Surveys of China’s producers (Markit’s Purchasing Managers Index or PMI) indicate production is one cold breeze away from contraction. (Markit surveys 420 manufacturing companies each month.) Production is 50%+ of the economy.

Additionally, new products simply aren’t appearing fast enough. It’s a post-smartphone world. US and EU markets are saturated. The Chinese domestic market has a lot of growth potential, but the total global growth that Chinese manufacturers have been serving is slowing down. Replacing the production is critical to maintaining growth.

The promise of the next high-volume consumer product is centered on connected devices. The idea is that every smartphone owner will want at least two or more peripheral gadgets; glasses and a watch, at the very least.  These devices aren’t taking off though. Instead of a few billion smartphone users and billions of connected devices, we’re seeing a few million connected devices. Apple had to delay the release of their watches into 2015, causing some delay in pick-up. Samsung has theirs ready but sales have been puny at best.

Desperation and Distribution Channels

If Chinese companies can’t grow out of the slowdown, then they can expand out of it. Instead of manufacturing for other companies, many Chinese companies are looking to sell under their own labels and some are looking to move into local markets and participate in the distribution channel. This requires massive infrastructure investment and the payoff is not happening anytime soon.

Chinese manufacturers are starting to seek growth outside of their traditional areas of expertise. High tech companies now entering the ice cream space, for example.

Predicting this slowdown back in 1Q, SouthBay Research said that – despite official Chinese government assertions – some stimulus would be needed by Summer 2015. Indeed, the PBOC just stepped in with some big monetary help and it won’t be the last.

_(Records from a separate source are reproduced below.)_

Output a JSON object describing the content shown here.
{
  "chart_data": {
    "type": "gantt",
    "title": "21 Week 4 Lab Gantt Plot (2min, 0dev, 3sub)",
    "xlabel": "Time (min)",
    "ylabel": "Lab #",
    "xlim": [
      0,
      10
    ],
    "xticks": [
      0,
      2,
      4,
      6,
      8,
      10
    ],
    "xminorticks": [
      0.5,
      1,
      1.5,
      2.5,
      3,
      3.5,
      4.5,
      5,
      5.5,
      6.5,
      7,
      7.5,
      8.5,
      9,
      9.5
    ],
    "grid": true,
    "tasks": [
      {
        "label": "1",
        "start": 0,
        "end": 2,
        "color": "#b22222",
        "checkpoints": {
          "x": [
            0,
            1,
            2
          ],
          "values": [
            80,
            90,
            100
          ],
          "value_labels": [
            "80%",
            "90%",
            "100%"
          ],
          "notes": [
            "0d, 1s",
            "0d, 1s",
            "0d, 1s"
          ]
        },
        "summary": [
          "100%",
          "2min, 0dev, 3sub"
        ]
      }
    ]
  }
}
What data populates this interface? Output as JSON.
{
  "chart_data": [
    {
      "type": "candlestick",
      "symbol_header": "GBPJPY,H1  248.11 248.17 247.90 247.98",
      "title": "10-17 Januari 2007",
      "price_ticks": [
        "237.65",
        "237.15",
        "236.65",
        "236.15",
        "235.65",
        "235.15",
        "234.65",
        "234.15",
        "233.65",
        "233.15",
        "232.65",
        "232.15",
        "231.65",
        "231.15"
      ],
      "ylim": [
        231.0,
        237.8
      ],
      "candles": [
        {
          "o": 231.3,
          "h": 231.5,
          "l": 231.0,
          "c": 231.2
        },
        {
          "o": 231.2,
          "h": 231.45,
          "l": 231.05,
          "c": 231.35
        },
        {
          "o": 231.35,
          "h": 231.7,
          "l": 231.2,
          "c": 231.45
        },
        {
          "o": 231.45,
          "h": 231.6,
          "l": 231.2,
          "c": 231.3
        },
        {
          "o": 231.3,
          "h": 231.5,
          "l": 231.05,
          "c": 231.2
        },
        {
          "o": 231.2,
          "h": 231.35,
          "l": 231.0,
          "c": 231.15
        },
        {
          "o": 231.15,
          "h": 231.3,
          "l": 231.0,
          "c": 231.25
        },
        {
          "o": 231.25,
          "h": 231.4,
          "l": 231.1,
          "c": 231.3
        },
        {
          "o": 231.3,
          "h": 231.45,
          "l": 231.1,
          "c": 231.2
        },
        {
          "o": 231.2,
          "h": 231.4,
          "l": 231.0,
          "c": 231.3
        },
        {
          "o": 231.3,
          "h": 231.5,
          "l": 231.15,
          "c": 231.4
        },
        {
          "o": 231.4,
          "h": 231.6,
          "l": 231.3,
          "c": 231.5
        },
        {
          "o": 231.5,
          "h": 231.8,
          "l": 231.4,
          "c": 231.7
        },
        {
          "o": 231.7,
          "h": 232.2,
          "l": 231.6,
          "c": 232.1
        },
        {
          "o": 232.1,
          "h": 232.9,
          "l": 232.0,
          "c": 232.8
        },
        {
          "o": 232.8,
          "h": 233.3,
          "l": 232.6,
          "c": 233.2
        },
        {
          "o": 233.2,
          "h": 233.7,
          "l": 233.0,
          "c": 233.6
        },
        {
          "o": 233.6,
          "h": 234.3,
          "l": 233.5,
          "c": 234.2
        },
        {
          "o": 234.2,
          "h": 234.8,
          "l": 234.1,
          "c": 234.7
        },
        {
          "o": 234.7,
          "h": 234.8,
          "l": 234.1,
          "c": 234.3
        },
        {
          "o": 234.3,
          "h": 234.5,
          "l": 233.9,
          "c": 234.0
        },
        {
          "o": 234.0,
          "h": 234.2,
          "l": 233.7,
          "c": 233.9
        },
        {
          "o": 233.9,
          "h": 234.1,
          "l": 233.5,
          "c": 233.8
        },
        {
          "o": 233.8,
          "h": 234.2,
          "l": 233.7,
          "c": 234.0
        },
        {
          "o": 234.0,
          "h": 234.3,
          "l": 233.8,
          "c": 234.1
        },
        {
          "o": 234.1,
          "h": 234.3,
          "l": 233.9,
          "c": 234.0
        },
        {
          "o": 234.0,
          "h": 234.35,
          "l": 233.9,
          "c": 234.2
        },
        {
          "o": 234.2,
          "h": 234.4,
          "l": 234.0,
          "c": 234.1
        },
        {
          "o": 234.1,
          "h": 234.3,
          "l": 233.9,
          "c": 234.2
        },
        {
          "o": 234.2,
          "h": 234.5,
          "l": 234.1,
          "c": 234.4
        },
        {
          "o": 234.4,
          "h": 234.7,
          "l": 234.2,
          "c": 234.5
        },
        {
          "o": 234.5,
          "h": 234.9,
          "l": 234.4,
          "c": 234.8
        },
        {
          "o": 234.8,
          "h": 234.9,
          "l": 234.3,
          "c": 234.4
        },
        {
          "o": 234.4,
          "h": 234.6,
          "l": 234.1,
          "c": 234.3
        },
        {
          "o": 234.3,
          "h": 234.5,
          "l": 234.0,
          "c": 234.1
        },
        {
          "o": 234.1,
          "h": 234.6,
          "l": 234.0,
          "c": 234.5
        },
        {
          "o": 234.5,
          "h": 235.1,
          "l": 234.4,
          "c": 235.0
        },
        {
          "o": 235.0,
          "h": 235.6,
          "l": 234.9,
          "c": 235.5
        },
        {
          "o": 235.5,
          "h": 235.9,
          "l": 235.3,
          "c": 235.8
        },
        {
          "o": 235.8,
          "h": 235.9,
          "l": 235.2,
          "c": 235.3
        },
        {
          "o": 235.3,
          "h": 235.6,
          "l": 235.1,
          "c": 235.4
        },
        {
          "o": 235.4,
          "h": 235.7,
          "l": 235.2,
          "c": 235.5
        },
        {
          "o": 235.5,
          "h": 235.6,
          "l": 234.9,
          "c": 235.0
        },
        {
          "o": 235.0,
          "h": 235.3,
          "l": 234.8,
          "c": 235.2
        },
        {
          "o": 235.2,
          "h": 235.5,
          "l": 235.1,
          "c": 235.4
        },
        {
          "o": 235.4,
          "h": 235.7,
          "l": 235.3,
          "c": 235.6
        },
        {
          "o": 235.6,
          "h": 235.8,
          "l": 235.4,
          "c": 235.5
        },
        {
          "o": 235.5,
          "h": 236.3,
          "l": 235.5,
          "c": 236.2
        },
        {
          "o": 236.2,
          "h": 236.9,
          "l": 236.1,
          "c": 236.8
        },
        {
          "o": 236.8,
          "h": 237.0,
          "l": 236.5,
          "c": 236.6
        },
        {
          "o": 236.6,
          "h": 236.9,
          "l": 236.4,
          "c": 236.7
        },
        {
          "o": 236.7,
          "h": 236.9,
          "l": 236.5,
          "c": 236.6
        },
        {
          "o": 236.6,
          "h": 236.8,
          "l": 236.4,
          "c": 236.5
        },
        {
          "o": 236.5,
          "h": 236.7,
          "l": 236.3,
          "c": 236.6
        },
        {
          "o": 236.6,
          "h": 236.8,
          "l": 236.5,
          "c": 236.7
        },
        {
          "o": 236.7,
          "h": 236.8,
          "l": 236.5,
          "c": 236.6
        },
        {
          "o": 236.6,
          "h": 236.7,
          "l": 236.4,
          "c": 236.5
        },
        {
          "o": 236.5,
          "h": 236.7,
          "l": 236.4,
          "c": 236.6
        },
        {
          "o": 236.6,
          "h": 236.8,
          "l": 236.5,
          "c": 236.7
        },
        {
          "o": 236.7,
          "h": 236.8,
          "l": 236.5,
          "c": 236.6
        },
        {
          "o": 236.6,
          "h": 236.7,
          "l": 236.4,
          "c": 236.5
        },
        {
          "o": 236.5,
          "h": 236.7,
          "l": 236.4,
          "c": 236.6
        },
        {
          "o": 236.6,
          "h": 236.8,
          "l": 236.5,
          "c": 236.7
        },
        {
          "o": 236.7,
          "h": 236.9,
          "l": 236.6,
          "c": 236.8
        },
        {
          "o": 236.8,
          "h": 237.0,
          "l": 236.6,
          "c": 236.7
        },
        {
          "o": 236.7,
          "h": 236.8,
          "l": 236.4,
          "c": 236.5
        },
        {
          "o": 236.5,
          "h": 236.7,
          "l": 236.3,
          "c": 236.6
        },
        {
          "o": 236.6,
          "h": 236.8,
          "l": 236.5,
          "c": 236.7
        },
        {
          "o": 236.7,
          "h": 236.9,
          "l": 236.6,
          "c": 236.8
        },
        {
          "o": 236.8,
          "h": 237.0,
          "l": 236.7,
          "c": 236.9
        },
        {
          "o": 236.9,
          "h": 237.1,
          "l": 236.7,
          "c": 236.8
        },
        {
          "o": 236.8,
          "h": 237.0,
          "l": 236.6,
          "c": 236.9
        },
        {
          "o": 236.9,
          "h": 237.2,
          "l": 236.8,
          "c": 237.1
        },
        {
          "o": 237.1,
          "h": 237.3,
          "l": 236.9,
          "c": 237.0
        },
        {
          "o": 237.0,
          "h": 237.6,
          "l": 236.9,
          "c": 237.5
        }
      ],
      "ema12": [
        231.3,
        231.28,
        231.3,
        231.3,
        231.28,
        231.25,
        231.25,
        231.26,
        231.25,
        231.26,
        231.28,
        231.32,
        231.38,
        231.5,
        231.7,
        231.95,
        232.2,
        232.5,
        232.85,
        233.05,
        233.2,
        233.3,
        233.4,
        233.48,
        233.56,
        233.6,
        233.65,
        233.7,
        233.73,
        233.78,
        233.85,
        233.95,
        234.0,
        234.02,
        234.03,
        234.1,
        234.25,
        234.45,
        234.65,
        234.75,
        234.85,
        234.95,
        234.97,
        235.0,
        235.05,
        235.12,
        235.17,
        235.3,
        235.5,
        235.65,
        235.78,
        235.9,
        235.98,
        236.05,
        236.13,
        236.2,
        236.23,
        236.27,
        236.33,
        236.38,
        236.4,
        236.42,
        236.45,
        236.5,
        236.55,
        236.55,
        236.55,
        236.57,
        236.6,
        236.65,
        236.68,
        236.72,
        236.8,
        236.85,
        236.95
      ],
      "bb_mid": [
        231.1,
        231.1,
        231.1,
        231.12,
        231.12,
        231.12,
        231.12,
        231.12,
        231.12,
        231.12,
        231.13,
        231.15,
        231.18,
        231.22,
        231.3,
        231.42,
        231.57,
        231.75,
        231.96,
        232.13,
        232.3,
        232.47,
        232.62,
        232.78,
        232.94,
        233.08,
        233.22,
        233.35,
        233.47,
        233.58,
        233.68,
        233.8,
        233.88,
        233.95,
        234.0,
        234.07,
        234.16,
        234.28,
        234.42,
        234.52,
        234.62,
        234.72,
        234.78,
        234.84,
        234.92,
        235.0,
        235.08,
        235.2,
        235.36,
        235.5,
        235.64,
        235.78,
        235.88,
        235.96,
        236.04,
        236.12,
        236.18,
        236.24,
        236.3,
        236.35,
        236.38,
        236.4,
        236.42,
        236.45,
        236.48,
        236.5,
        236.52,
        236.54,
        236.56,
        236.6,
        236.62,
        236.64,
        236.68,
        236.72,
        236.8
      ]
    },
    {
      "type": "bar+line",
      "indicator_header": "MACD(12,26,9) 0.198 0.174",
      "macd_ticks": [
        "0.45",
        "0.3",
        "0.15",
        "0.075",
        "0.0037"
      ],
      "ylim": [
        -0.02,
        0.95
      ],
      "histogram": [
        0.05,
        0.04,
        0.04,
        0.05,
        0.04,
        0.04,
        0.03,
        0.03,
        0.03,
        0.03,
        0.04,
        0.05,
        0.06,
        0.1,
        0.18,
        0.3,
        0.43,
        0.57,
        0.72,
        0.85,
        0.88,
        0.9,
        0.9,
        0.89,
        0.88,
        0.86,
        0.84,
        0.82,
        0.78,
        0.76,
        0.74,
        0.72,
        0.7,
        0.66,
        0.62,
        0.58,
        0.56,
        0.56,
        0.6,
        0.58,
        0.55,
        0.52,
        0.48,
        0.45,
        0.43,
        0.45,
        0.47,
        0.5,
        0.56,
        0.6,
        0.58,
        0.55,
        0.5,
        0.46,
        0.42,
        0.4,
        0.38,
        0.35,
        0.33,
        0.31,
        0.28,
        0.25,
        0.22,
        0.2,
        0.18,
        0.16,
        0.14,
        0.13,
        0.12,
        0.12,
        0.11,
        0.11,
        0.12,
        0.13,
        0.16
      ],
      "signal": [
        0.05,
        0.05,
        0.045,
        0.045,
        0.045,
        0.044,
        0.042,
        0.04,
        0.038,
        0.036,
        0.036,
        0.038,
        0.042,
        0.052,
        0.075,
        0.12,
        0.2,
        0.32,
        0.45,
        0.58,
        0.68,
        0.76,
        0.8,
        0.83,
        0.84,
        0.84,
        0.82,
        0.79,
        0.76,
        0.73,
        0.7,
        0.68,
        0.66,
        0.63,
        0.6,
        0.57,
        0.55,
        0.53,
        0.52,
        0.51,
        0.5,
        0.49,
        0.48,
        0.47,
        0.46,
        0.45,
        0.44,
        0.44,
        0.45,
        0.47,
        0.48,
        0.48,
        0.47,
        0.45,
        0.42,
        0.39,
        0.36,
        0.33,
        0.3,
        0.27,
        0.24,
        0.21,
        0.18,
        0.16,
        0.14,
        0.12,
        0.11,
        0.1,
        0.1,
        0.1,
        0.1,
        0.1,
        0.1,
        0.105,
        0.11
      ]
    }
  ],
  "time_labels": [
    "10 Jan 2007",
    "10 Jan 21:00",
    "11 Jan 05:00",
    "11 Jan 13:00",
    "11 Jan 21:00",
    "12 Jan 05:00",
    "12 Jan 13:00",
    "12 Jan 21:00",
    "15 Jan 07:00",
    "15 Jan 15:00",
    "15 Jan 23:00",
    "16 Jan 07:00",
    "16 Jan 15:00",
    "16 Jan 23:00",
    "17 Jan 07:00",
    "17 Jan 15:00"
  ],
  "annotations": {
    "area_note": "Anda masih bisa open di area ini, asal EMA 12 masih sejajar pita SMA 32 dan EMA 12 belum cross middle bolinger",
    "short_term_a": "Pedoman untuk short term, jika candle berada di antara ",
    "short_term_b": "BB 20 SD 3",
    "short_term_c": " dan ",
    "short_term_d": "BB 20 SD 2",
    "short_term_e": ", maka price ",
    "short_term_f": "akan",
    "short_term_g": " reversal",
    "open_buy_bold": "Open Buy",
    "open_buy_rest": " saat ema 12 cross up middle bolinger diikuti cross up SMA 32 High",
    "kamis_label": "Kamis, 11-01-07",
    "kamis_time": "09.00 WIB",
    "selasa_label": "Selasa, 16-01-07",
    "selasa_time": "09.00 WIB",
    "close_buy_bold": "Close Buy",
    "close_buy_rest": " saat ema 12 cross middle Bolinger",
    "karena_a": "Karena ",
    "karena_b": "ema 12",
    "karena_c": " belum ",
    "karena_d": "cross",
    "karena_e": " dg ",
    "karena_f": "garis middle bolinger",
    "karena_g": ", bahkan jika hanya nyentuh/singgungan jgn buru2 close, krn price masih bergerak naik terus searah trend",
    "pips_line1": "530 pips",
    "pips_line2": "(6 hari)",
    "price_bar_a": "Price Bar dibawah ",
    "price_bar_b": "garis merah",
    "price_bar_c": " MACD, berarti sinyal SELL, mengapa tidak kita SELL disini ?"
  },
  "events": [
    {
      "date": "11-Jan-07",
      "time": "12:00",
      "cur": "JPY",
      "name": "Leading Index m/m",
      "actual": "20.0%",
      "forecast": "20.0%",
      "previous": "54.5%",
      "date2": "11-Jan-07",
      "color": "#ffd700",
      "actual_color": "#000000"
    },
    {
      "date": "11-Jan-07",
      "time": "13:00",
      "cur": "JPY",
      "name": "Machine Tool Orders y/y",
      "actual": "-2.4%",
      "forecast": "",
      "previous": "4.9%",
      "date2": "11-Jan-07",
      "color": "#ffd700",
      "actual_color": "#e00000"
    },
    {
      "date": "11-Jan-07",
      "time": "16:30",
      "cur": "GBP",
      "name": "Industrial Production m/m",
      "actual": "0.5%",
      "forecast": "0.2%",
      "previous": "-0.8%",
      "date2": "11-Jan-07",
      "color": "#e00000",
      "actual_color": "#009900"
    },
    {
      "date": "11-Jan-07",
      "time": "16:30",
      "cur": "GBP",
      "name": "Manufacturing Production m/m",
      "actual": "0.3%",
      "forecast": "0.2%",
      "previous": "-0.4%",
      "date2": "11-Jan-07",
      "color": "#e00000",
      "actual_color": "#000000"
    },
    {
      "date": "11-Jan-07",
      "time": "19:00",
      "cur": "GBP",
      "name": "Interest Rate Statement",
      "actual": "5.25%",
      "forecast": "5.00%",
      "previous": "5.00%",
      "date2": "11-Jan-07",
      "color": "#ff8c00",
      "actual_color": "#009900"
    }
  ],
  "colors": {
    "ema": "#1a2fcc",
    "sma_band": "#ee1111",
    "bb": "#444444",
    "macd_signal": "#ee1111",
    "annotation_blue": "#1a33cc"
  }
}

There’s a reason why Caterpillar expects sales to China to collapse (-10%). Global demand is slowing. At the same time, domestic demand has relied on the property bubble, and we all know how spectacularly it burst.

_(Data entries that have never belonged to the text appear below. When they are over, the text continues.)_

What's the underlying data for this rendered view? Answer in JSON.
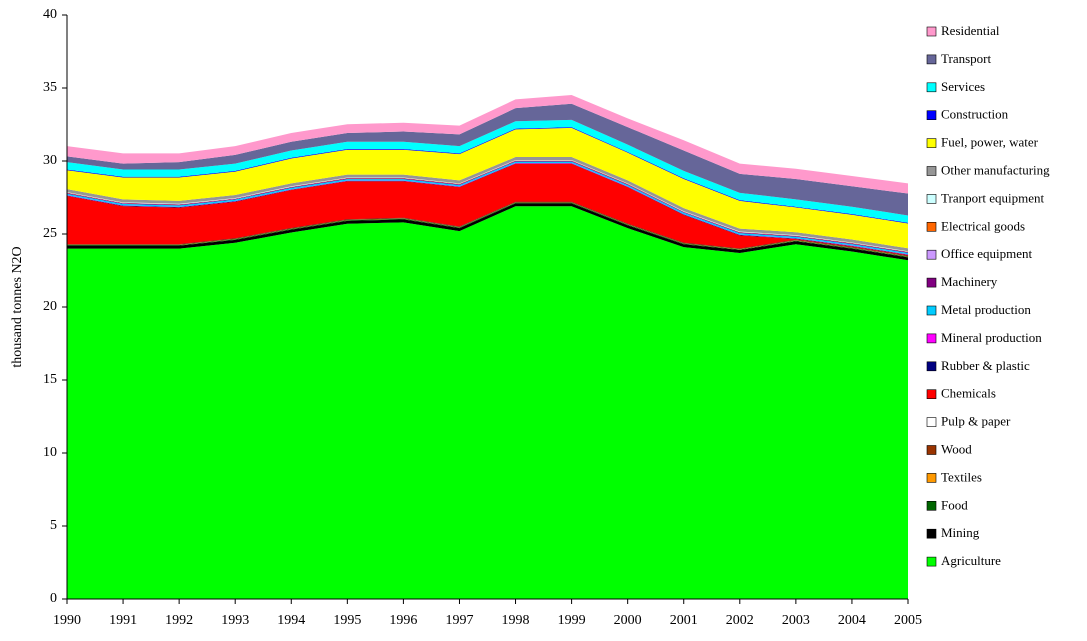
{
  "chart_data": {
    "type": "stacked-area",
    "y_label": "thousand tonnes N2O",
    "categories": [
      "1990",
      "1991",
      "1992",
      "1993",
      "1994",
      "1995",
      "1996",
      "1997",
      "1998",
      "1999",
      "2000",
      "2001",
      "2002",
      "2003",
      "2004",
      "2005"
    ],
    "ylim": [
      0,
      40
    ],
    "yticks": [
      0,
      5,
      10,
      15,
      20,
      25,
      30,
      35,
      40
    ],
    "series": [
      {
        "name": "Agriculture",
        "color": "#00ff00",
        "values": [
          24.0,
          24.0,
          24.0,
          24.4,
          25.1,
          25.7,
          25.8,
          25.2,
          26.9,
          26.9,
          25.4,
          24.1,
          23.7,
          24.3,
          23.8,
          23.2
        ]
      },
      {
        "name": "Mining",
        "color": "#000000",
        "values": [
          0.2,
          0.2,
          0.2,
          0.2,
          0.2,
          0.2,
          0.2,
          0.2,
          0.2,
          0.2,
          0.2,
          0.2,
          0.2,
          0.2,
          0.2,
          0.2
        ]
      },
      {
        "name": "Food",
        "color": "#006600",
        "values": [
          0.05,
          0.05,
          0.05,
          0.05,
          0.05,
          0.05,
          0.05,
          0.05,
          0.05,
          0.05,
          0.05,
          0.05,
          0.05,
          0.05,
          0.05,
          0.05
        ]
      },
      {
        "name": "Textiles",
        "color": "#ff9900",
        "values": [
          0.02,
          0.02,
          0.02,
          0.02,
          0.02,
          0.02,
          0.02,
          0.02,
          0.02,
          0.02,
          0.02,
          0.02,
          0.02,
          0.02,
          0.02,
          0.02
        ]
      },
      {
        "name": "Wood",
        "color": "#993300",
        "values": [
          0.02,
          0.02,
          0.02,
          0.02,
          0.02,
          0.02,
          0.02,
          0.02,
          0.02,
          0.02,
          0.02,
          0.02,
          0.02,
          0.02,
          0.02,
          0.02
        ]
      },
      {
        "name": "Pulp & paper",
        "color": "#ffffff",
        "values": [
          0.02,
          0.02,
          0.02,
          0.02,
          0.02,
          0.02,
          0.02,
          0.02,
          0.02,
          0.02,
          0.02,
          0.02,
          0.02,
          0.02,
          0.02,
          0.02
        ]
      },
      {
        "name": "Chemicals",
        "color": "#ff0000",
        "values": [
          3.3,
          2.6,
          2.5,
          2.5,
          2.6,
          2.6,
          2.5,
          2.7,
          2.6,
          2.6,
          2.5,
          1.9,
          0.9,
          0.05,
          0.05,
          0.05
        ]
      },
      {
        "name": "Rubber & plastic",
        "color": "#000080",
        "values": [
          0.03,
          0.03,
          0.03,
          0.03,
          0.03,
          0.03,
          0.03,
          0.03,
          0.03,
          0.03,
          0.03,
          0.03,
          0.03,
          0.03,
          0.03,
          0.03
        ]
      },
      {
        "name": "Mineral production",
        "color": "#ff00ff",
        "values": [
          0.02,
          0.02,
          0.02,
          0.02,
          0.02,
          0.02,
          0.02,
          0.02,
          0.02,
          0.02,
          0.02,
          0.02,
          0.02,
          0.02,
          0.02,
          0.02
        ]
      },
      {
        "name": "Metal production",
        "color": "#00ccff",
        "values": [
          0.1,
          0.1,
          0.1,
          0.1,
          0.1,
          0.1,
          0.1,
          0.1,
          0.1,
          0.1,
          0.1,
          0.1,
          0.1,
          0.1,
          0.1,
          0.1
        ]
      },
      {
        "name": "Machinery",
        "color": "#800080",
        "values": [
          0.05,
          0.05,
          0.05,
          0.05,
          0.05,
          0.05,
          0.05,
          0.05,
          0.05,
          0.05,
          0.05,
          0.05,
          0.05,
          0.05,
          0.05,
          0.05
        ]
      },
      {
        "name": "Office equipment",
        "color": "#cc99ff",
        "values": [
          0.01,
          0.01,
          0.01,
          0.01,
          0.01,
          0.01,
          0.01,
          0.01,
          0.01,
          0.01,
          0.01,
          0.01,
          0.01,
          0.01,
          0.01,
          0.01
        ]
      },
      {
        "name": "Electrical goods",
        "color": "#ff6600",
        "values": [
          0.02,
          0.02,
          0.02,
          0.02,
          0.02,
          0.02,
          0.02,
          0.02,
          0.02,
          0.02,
          0.02,
          0.02,
          0.02,
          0.02,
          0.02,
          0.02
        ]
      },
      {
        "name": "Tranport equipment",
        "color": "#ccffff",
        "values": [
          0.03,
          0.03,
          0.03,
          0.03,
          0.03,
          0.03,
          0.03,
          0.03,
          0.03,
          0.03,
          0.03,
          0.03,
          0.03,
          0.03,
          0.03,
          0.03
        ]
      },
      {
        "name": "Other manufacturing",
        "color": "#969696",
        "values": [
          0.2,
          0.2,
          0.2,
          0.2,
          0.2,
          0.2,
          0.2,
          0.2,
          0.2,
          0.2,
          0.2,
          0.2,
          0.2,
          0.2,
          0.2,
          0.2
        ]
      },
      {
        "name": "Fuel, power, water",
        "color": "#ffff00",
        "values": [
          1.3,
          1.5,
          1.6,
          1.6,
          1.7,
          1.7,
          1.7,
          1.8,
          1.9,
          2.0,
          1.9,
          2.0,
          1.9,
          1.7,
          1.7,
          1.7
        ]
      },
      {
        "name": "Construction",
        "color": "#0000ff",
        "values": [
          0.05,
          0.05,
          0.05,
          0.05,
          0.05,
          0.05,
          0.05,
          0.05,
          0.05,
          0.05,
          0.05,
          0.05,
          0.05,
          0.05,
          0.05,
          0.05
        ]
      },
      {
        "name": "Services",
        "color": "#00ffff",
        "values": [
          0.5,
          0.5,
          0.5,
          0.5,
          0.5,
          0.5,
          0.5,
          0.5,
          0.5,
          0.5,
          0.5,
          0.5,
          0.5,
          0.5,
          0.5,
          0.5
        ]
      },
      {
        "name": "Transport",
        "color": "#666699",
        "values": [
          0.4,
          0.4,
          0.5,
          0.6,
          0.6,
          0.6,
          0.7,
          0.8,
          0.9,
          1.1,
          1.2,
          1.4,
          1.3,
          1.4,
          1.4,
          1.5
        ]
      },
      {
        "name": "Residential",
        "color": "#ff99cc",
        "values": [
          0.7,
          0.7,
          0.6,
          0.6,
          0.6,
          0.6,
          0.6,
          0.6,
          0.6,
          0.6,
          0.6,
          0.7,
          0.7,
          0.7,
          0.7,
          0.7
        ]
      }
    ]
  }
}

Capital Flight From China to the US

Faced with slowing global demand, a sluggish domestic economy, a collapsing real estate market and a seriously under-performing stock market, Chinese investors are looking for better performance. The US stock market is calling like an oasis in the desert.

While investments in gold have more downside risk and US real estate seems to be peaking, the US equity markets are liquid and seem to have gas left.

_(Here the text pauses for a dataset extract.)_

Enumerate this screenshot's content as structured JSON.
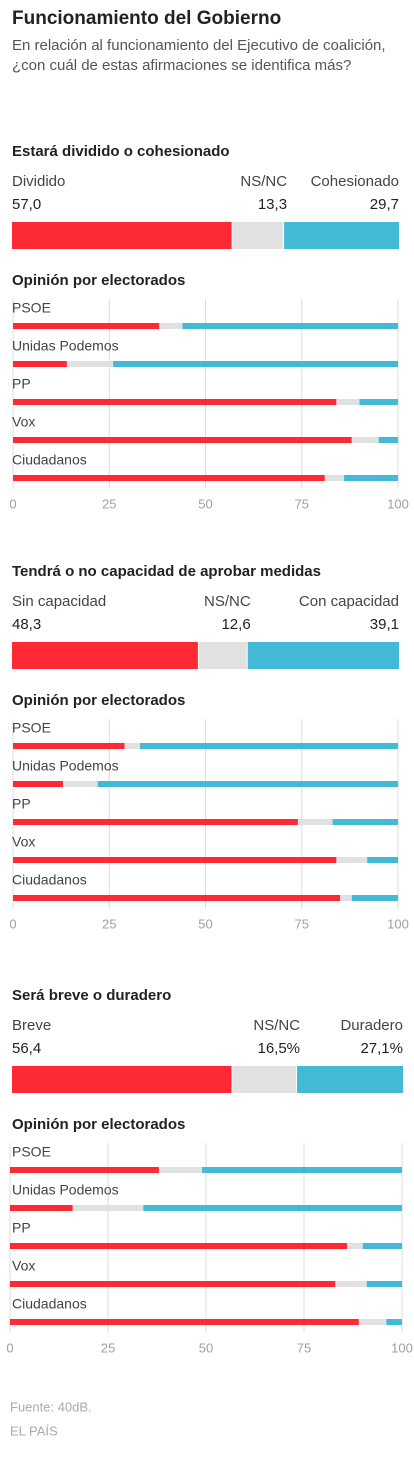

Alibaba is a juicy example of capital flight in action. The #1 company in China had the biggest IPO of all time. However Alibaba did not IPO in China and that’s serious loss of face. The likely reason is that important Chinese investors (insiders including government officials) could maximize their returns and, more importantly, keep the money outside of the reach of the Chinese government.

It will be interesting to watch the carrots and sticks the Chinese government puts up to slow capital flight.

Expect Stimulus to Combat Slow Growth

The housing market is crashing, pulling down domestic consumption. Look for some action here in the form of lower down payments or moves to lower interest rates.

Expect monetary stimulus in the form of extra lending.

With slower global demand, China’s consumers are the key going forward. The Chinese government will attempt to keep the yuan flat. A cheaper yuan helps exports but hurts consumers.

This is all good for US equities. A boon in Chinese demand will lead to greater US company sales and a flat yuan keeps the dollar-denominated profits stable (most US companies price in dollars to avoid the yuan trap but there is still exposure to a falling yuan and the erosion of dollar-denominated profits).

Normally a strong dollar is bad for the stock market as it reduces value of offshore profits, slows exports and moves money into alternative investments like bonds. However trends like a Chinese capital flight into the US equity markets will add some tailwind.

This all leads back to our anecdote about iPhone 6 sales. Growth in the mobile phone market is stagnant and other mobile device growth sluggish. The strongest company in China had the largest IPO of all time, but in the US equity market. The Chinese economy is in major need of a kick-start if it wants to keep up with the world.